En 1958, par exemple, le système américain adopte l’«amendement Delaney», du nom d’un représentant du Congrès de l’époque. L’amendement ajoute au "Federal Food, Drug, and Cosmetic Act", signé en 1938 par le président Franklin D. Roosevelt, l’obligation désormais faite à la FDA [Food and Drug Administration] de bannir de la nourriture tout ingrédient connu pour être cancérigène. Les débats concernent alors divers produits tels la saccharine, l’hydroxyanisole et l’hydroxytoluène butylés [BHA et BHT], sans oublier les nitrates et nitrites ajoutés à la viande.

Au début des années 1970, la crainte que la formation de nitrosamines puisse être particulièrement favorisée par de hautes températures supérieures à 130°C, lors de la friture du bacon par exemple, amène les autorités américaines à durcir en 1978 les règles de préparation de ce produit alimentaire. L’addition au bacon de nitrate [NO3-] est prohibée. Celle de nitrite de potassium [KNO2] doit rester inférieure à 148 mg kg-1.

Un article de P.M. Newberne, paru en 1979 dans la revue «Science», intitulé «Nitrite promotes lymphoma incidence in rats», donne lieu en 1980 à une rectification de la part de de l’«Interagency Working Group on Nitrite Research», convoqué par la «Food and Drug Administration» [FDA]. La démonstration de Newberne n’apparaît pas scientifiquement convaincante [«No demonstration could be found that the increased incidences of these tumors were induced by the ingestion of sodium nitrite»].

Selon un avis émis en 2006 par le Centre International de Recherche sur le Cancer [CIRC], membre de l'Organisation Mondiale de la Santé [OMS], les ions nitrate et nitrite ingérés sont «probablement cancérigènes chez l’homme» (Groupe 2A) [«Ingested nitrate or nitrite under conditions that result in endogenous nitrosation is probably carcinogenic to humans (Group 2A)»].

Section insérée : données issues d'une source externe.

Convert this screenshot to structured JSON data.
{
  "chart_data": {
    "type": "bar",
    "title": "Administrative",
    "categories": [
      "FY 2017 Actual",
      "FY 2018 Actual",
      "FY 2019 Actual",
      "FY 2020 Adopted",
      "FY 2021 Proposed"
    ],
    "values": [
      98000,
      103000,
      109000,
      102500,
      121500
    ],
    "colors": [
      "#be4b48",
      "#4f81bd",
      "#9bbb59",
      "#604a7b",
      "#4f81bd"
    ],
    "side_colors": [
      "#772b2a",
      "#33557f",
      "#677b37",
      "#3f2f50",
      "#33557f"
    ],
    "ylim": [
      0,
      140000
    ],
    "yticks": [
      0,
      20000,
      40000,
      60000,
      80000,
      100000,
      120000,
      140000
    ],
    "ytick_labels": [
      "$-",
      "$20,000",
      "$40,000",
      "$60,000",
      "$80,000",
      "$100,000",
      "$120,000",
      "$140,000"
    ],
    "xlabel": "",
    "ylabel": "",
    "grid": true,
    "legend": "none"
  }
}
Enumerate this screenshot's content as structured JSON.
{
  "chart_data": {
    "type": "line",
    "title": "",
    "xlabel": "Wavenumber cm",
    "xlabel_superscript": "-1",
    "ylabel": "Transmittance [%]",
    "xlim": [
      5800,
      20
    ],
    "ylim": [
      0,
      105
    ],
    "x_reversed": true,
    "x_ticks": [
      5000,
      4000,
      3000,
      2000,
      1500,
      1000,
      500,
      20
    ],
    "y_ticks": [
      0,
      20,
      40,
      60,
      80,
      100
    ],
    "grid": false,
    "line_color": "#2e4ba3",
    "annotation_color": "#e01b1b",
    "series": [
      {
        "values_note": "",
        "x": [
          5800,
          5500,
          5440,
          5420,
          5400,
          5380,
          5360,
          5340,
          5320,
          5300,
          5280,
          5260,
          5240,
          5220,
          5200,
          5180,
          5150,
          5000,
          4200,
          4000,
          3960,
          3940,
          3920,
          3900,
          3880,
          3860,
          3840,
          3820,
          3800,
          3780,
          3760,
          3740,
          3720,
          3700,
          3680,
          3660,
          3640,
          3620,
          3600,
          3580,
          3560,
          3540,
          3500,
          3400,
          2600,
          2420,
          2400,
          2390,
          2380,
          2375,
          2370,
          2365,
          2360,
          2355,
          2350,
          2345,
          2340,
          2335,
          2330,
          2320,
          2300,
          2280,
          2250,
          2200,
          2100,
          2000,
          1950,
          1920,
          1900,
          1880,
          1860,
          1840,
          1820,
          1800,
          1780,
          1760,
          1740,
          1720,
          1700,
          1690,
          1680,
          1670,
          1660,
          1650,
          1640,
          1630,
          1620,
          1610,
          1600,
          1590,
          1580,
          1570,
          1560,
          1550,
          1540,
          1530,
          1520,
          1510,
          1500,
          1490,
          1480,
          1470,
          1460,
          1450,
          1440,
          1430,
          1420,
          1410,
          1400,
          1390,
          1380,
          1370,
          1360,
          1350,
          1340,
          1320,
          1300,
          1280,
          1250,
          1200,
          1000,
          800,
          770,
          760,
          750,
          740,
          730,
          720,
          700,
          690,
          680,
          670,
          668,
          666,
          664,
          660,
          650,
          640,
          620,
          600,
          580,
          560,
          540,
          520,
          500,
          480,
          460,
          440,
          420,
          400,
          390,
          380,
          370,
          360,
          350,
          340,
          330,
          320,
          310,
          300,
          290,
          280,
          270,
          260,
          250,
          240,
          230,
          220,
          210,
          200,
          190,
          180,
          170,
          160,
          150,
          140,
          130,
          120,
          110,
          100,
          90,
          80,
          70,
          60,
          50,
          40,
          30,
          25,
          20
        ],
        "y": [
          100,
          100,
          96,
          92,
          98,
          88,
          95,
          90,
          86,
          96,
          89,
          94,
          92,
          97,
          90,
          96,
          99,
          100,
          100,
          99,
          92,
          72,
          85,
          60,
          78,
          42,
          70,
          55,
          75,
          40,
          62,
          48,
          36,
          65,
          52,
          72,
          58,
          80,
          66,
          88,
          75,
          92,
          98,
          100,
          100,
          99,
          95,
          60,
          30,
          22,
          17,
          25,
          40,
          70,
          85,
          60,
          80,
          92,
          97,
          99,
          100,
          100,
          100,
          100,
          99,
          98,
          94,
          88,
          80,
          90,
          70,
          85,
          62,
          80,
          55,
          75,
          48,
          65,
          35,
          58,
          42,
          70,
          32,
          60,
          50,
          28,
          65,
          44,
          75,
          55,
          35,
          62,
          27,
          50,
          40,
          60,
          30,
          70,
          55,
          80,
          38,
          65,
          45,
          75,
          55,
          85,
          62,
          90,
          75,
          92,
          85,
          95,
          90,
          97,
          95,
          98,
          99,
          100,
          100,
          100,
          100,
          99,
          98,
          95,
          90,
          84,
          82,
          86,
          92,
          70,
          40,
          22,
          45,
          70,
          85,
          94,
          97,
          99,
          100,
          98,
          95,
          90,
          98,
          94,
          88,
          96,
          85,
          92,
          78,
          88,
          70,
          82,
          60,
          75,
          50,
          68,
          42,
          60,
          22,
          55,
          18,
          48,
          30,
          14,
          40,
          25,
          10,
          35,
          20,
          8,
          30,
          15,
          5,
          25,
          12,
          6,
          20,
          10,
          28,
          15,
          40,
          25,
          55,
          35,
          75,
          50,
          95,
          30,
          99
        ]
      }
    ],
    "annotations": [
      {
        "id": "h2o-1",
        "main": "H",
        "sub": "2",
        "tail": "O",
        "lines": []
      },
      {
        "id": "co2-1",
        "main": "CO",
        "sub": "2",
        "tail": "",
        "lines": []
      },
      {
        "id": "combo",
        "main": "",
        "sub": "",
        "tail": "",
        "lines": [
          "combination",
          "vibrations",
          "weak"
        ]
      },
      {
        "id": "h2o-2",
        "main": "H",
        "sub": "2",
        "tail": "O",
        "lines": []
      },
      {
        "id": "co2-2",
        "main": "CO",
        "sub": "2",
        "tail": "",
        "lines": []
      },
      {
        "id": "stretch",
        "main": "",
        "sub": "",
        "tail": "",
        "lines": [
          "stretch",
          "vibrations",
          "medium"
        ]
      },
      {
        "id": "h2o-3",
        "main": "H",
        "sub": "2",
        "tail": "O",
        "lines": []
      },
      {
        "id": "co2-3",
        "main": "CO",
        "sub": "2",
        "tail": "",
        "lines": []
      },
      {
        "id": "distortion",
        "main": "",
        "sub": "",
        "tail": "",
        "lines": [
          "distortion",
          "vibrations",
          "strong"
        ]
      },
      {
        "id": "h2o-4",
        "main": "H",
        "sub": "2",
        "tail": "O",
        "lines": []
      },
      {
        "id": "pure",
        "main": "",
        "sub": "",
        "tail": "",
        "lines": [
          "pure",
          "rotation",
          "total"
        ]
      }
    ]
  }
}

Les auteurs américains rappellent qu’en réalité la salive humaine contient en permanence des nitrites. La plus grande partie des nitrites que nous avalons vient, en fait, de la salive [Most ingested nitrite is formed in saliva]. La déglutition de la salive associée à celle de n’importe quel aliment est ainsi capable de donner lieu à la formation de composés N-nitrosés. Les auteurs américains se montrent ainsi très critiques à l’égard de la décision du CIRC [When carefully examined, this conclusion appears to be very narrow in scope […] Thus, questions about the appropriateness of the IARC conclusion exist].

Contrastant avec toutes les péripéties et controverses scientifico-administratives (dont cette rubrique n’est pas en mesure de faire un compte rendu exhaustif), il se trouve, comme le soulignent les auteurs dans leur conclusion, que les travaux scientifiques des dernières décennies ont tout particulièrement mis en lumière les effets bénéfiques des nitrates et nitrites alimentaires sur la santé humaine [The ongoing research focused on the metabolism of nitric oxide, nitrite, and nitrate appears to reaffirm the general benefits of nitrate/nitrite in human health].  

Les scientifiques de l’alimentation sont ainsi confrontés à un double défi [The challenge to scientists is twofold]:

- Améliorer notre compréhension des mécanismes de la salaison

- Instruire l’ensemble des nutritionnistes et des scientifiques de la santé, et, bien sûr aussi, le grand public, afin de faire comprendre le rôle fondamental en biologie humaine de l’ion nitrite [NO2-] et de permettre à chacun de prendre les distances qui s’imposent à l’égard des griefs parfois encore formulés à tort à son encontre [The second is to effectively educate a broad community of public health scientists, nutritionists, and the general public about the fundamental role of nitrite in biology in order to address concerns about adverse heath effects from dietary exposure].